Nothing gets thrown away — the old session stays in the client's history, just marked as completed at the point you started the new one.
Where it shows up in your dashboard
Once you've logged a session, it appears in the client's Workout Logs sub-tab alongside any workouts they've logged themselves. Open the session and you'll see a small Logged by you badge in the header so it's easy to tell at a glance.

Because you logged the session yourself, it's marked Reviewed automatically. The badge and the reviewed mark are the only differences — everything else (sets, exercise notes, the feedback panel, exercise history) works the same way as a session your client logged.
You can still add written feedback if you want — for example, technique cues to revisit next session, or a quick "great work today" note for the client to read.
What your client sees
Your client sees the session in their own workout history with a Logged by coach badge.

When they open it, they see exactly what you logged — same sets, same reps, same notes. A line at the top of the detail view tells them which coach logged it and when, so there's no ambiguity. This transparency is intentional — the client portal is theirs, and any session attributed to them should be clearly labelled with who recorded it.
Coach-logged sessions count towards their goal progress and personal records just like any other workout. If a coach-logged session beats a previous PR, the client sees it celebrated the same way.
Tips
- Use the demo video links when you're coaching a new exercise. If a client hasn't done a movement before, tap Watch demo from the pre-workout review screen — it opens the same video your client would see in their portal. Good for a quick form refresher mid-session.

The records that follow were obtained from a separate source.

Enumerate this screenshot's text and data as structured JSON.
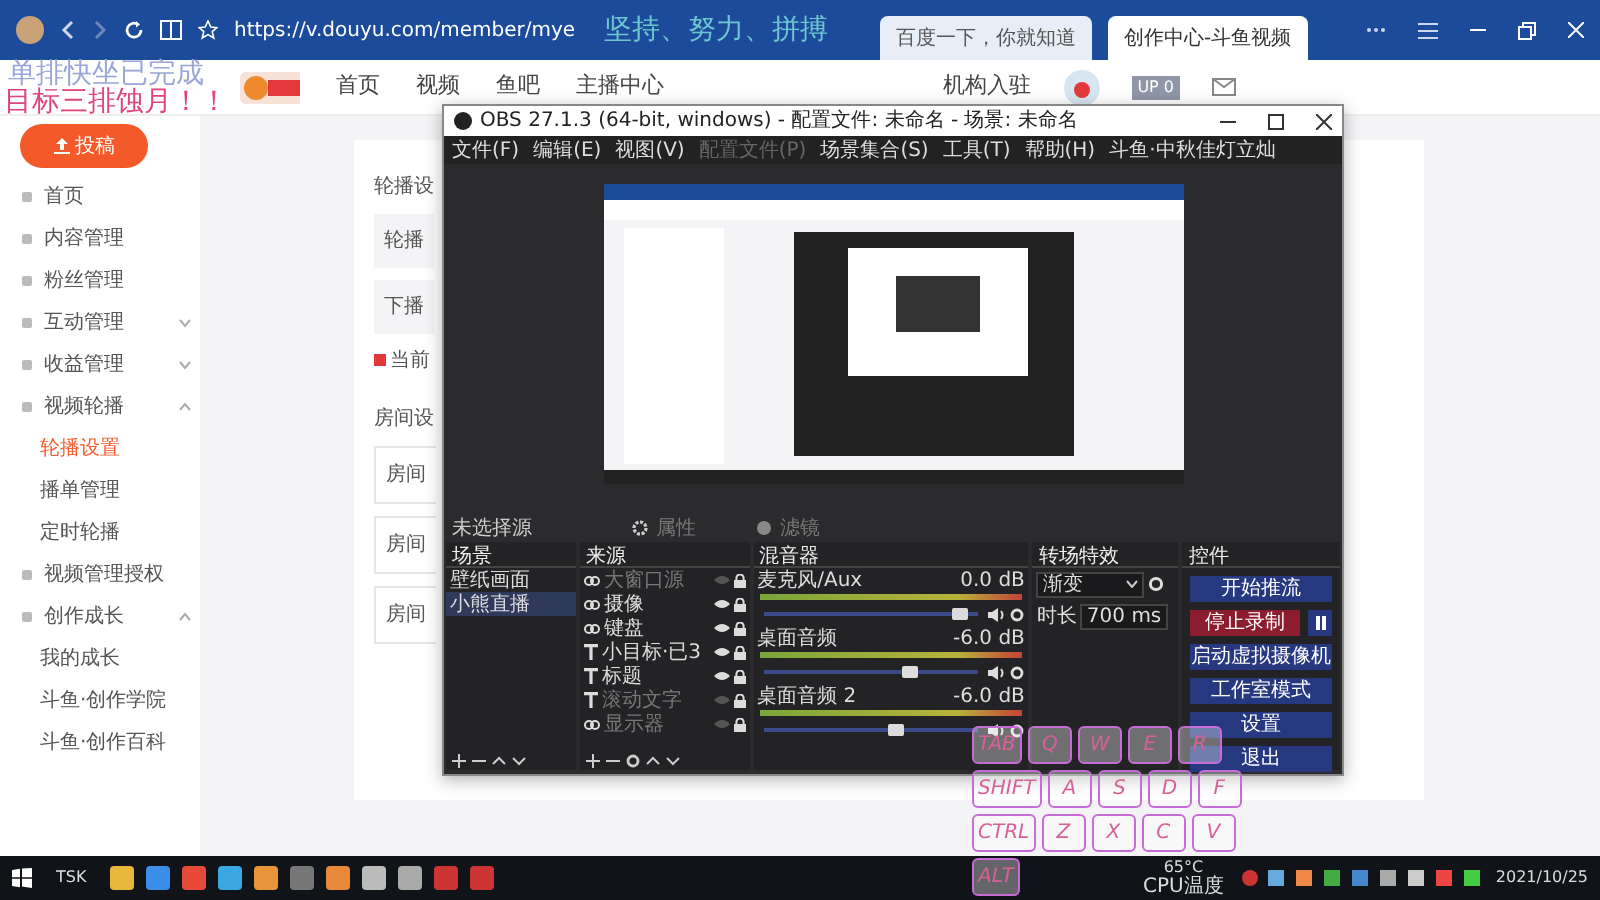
{
  "browser": {
    "url": "https://v.douyu.com/member/mye",
    "tabs": [
      {
        "label": "百度一下，你就知道",
        "selected": false
      },
      {
        "label": "创作中心-斗鱼视频",
        "selected": true
      }
    ]
  },
  "header": {
    "nav": [
      "首页",
      "视频",
      "鱼吧",
      "主播中心"
    ],
    "org_link": "机构入驻",
    "up_badge": "UP 0"
  },
  "sidebar": {
    "upload_button": "投稿",
    "items": [
      {
        "kind": "link",
        "label": "首页",
        "selected": false
      },
      {
        "kind": "link",
        "label": "内容管理",
        "selected": false
      },
      {
        "kind": "link",
        "label": "粉丝管理",
        "selected": false
      },
      {
        "kind": "group",
        "label": "互动管理",
        "expanded": false
      },
      {
        "kind": "group",
        "label": "收益管理",
        "expanded": false
      },
      {
        "kind": "group",
        "label": "视频轮播",
        "expanded": true,
        "children": [
          {
            "label": "轮播设置",
            "selected": true
          },
          {
            "label": "播单管理",
            "selected": false
          },
          {
            "label": "定时轮播",
            "selected": false
          }
        ]
      },
      {
        "kind": "link",
        "label": "视频管理授权",
        "selected": false
      },
      {
        "kind": "group",
        "label": "创作成长",
        "expanded": true,
        "children": [
          {
            "label": "我的成长",
            "selected": false
          },
          {
            "label": "斗鱼·创作学院",
            "selected": false
          },
          {
            "label": "斗鱼·创作百科",
            "selected": false
          }
        ]
      }
    ]
  },
  "page_fragments": [
    {
      "kind": "heading",
      "text": "轮播设"
    },
    {
      "kind": "filled",
      "text": "轮播"
    },
    {
      "kind": "filled",
      "text": "下播"
    },
    {
      "kind": "notice",
      "text": "当前"
    },
    {
      "kind": "heading",
      "text": "房间设"
    },
    {
      "kind": "outlined",
      "text": "房间"
    },
    {
      "kind": "outlined",
      "text": "房间"
    },
    {
      "kind": "outlined",
      "text": "房间"
    }
  ],
  "obs": {
    "title": "OBS 27.1.3 (64-bit, windows) - 配置文件: 未命名 - 场景: 未命名",
    "menu": [
      {
        "label": "文件(F)",
        "disabled": false
      },
      {
        "label": "编辑(E)",
        "disabled": false
      },
      {
        "label": "视图(V)",
        "disabled": false
      },
      {
        "label": "配置文件(P)",
        "disabled": true
      },
      {
        "label": "场景集合(S)",
        "disabled": false
      },
      {
        "label": "工具(T)",
        "disabled": false
      },
      {
        "label": "帮助(H)",
        "disabled": false
      },
      {
        "label": "斗鱼·中秋佳灯立灿",
        "disabled": false
      }
    ],
    "no_source": "未选择源",
    "properties": "属性",
    "filters": "滤镜",
    "scenes": {
      "title": "场景",
      "items": [
        {
          "name": "壁纸画面",
          "selected": false
        },
        {
          "name": "小熊直播",
          "selected": true
        }
      ]
    },
    "sources": {
      "title": "来源",
      "items": [
        {
          "kind": "capture",
          "name": "大窗口源",
          "visible": false
        },
        {
          "kind": "capture",
          "name": "摄像",
          "visible": true
        },
        {
          "kind": "capture",
          "name": "键盘",
          "visible": true
        },
        {
          "kind": "text",
          "name": "小目标·已3",
          "visible": true
        },
        {
          "kind": "text",
          "name": "标题",
          "visible": true
        },
        {
          "kind": "text",
          "name": "滚动文字",
          "visible": false
        },
        {
          "kind": "capture",
          "name": "显示器",
          "visible": false
        }
      ]
    },
    "mixer": {
      "title": "混音器",
      "channels": [
        {
          "name": "麦克风/Aux",
          "reading": "0.0 dB",
          "level": 0.95
        },
        {
          "name": "桌面音频",
          "reading": "-6.0 dB",
          "level": 0.72
        },
        {
          "name": "桌面音频 2",
          "reading": "-6.0 dB",
          "level": 0.65
        }
      ]
    },
    "transitions": {
      "title": "转场特效",
      "type": "渐变",
      "duration_label": "时长",
      "duration": "700 ms"
    },
    "controls": {
      "title": "控件",
      "buttons": [
        {
          "kind": "normal",
          "label": "开始推流"
        },
        {
          "kind": "active",
          "label": "停止录制"
        },
        {
          "kind": "normal",
          "label": "启动虚拟摄像机"
        },
        {
          "kind": "normal",
          "label": "工作室模式"
        },
        {
          "kind": "normal",
          "label": "设置"
        },
        {
          "kind": "normal",
          "label": "退出"
        }
      ]
    }
  },
  "stream_overlay": [
    {
      "text": "单排快坐已完成",
      "color": "#9aa6d8"
    },
    {
      "text": "目标三排蚀月！！",
      "color": "#e0457a"
    },
    {
      "text": "坚持、努力、拼搏",
      "color": "#6cc6d0"
    }
  ],
  "keyboard_overlay": {
    "rows": [
      [
        "TAB",
        "Q",
        "W",
        "E",
        "R"
      ],
      [
        "SHIFT",
        "A",
        "S",
        "D",
        "F"
      ],
      [
        "CTRL",
        "Z",
        "X",
        "C",
        "V"
      ],
      [
        "ALT"
      ]
    ]
  },
  "taskbar": {
    "label": "TSK",
    "temperature": "65°C",
    "temperature_label": "CPU温度",
    "date": "2021/10/25"
  }
}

- Log as you go, not at the end. The logger is built to be used during the workout, between sets, while the client rests. Trying to remember every set after the session is over is more painful than logging in real time — and the rest timer doubles as a coaching cue.
- Add an exercise note for anything worth remembering. Pain, equipment swaps, "used the Smith machine because the squat rack was busy" — drop it in the per-exercise note. Your future-self reviewing the log next week will thank you.
- For in-person clients who never log themselves, you become the source of truth. They still benefit from everything else in their portal — check-ins, photos, measurements, goals — but the workout history depends on you keeping it up to date.